Chuyen T Nguyen1, Michael J Starek1,2, Philippe Tissot2
1College of Science and Engineering, Texas A&M University-Corpus Christi USA
2Conrad Blucher Institute for Surveying and Science, Texas A&M University-Corpus Christi USA
The resilience of marshes to a rising sea is dependent on their elevation response. Terrestrial laser scanning (TLS), commonly known as terrestrial lidar, is a detailed topographic approach for accurate, dense surface measurement with high potential for monitoring of marsh surface elevation response. The dense point cloud provides a 3D representation of the surface, which includes both terrain and non-terrain objects. Extraction of ground information in a marsh environment is a difficult task because of the occlusion of the laser pulse by varied types of dense vegetation. The extraction of topographic information requires filtering of the data into like-groups or classes, therefore, methods must be incorporated to identify structure in the data prior to creation of an end product. A voxel representation of three-dimensional space provides quantitative visualization and analysis for pattern recognition. The objectives of this study are threefold: 1) apply a multi-scale voxel approach to effectively extract features from the TLS point cloud data, 2) investigate the utility of K-means and Self Organizing Map (SOM) clustering algorithms for the segmentation of the data based solely on point cloud geometry and texture features, and 3) utilize a variety of validity indices to measure the quality of the result based on the compactness and the separability of the resulting cluster.

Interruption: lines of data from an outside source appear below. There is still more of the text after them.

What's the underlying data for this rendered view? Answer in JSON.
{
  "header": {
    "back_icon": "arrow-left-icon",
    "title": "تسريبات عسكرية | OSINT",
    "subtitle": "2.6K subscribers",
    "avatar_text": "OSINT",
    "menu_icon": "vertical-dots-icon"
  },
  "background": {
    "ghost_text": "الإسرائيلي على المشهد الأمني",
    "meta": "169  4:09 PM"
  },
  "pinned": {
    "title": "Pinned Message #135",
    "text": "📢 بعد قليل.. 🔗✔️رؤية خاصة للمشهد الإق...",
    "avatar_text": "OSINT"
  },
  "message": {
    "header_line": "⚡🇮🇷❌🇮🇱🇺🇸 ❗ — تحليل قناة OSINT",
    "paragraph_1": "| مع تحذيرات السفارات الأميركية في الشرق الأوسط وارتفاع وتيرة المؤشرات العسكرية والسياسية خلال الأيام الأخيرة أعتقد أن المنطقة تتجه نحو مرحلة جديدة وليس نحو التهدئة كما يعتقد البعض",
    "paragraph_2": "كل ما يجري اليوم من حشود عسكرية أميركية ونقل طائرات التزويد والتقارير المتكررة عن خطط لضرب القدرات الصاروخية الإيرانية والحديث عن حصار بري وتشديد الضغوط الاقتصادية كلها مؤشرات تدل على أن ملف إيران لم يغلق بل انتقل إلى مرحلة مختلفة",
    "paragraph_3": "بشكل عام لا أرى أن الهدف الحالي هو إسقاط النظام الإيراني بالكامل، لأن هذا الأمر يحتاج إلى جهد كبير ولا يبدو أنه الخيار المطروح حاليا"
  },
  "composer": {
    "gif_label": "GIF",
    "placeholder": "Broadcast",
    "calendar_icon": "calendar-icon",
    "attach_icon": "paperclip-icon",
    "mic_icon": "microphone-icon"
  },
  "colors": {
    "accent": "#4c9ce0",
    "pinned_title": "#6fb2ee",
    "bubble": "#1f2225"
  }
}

TLS data were collected at a marsh site along the central Texas Gulf Coast using a Riegl VZ 400 TLS. The site consists of both exposed and vegetated surface regions. To characterize the 3D structure of the TLS point cloud data, octree segmentation is applied to create a tree data structure of voxels containing the points. The algorithm works first by creating voxels based on the maximum number of points that a voxel can contain. If more points exist, the voxel will be recursively subdivided. Each voxel may be recursively decomposed into eight child voxels. The number of points in each voxel is varied as is the size. This adaptable structure captures characteristics of the TLS scan; farther away from the scan, point density decreases and the voxel adapts. The flexibility of voxels in size and point density makes this algorithm a promising candidate to locally characterize the geometry of the terrain. For example, the multi-scale voxelization can effectively characterize different types of vegetation because a small capacity voxel cannot store enough points to accurately extract features at a low density area, and a large capacity voxel cannot capture more detailed object shapes. Once voxelization is applied, statistical features of the point cloud belonging to each voxel are computed including the mean, minimum, and standard deviation of the point height, and geometric features are computed including the normal vector and curvature of the surface. The characteristics of the voxel itself such as the volume and point density are also computed and assigned to each point as are laser pulse interaction characteristics including deviation of pulse width. The features extracted from the voxelization are then used as input for clustering of the points using the K-means and SOM clustering algorithms. Four clustering evaluation criterions are assessed to determine the optimal number of clusters: Calinski Harabasz (variance ratio criterion), Davies Bouldin, Gap, and Silhouette. Results for different combinations of the feature space vector and differences between K-means and SOM clustering will be presented. The developed method provides a novel approach for multi-scale segmentation of TLS point cloud data in marshes that can be applied to better characterize the terrain, such as for vegetation biomass studies or erosion monitoring.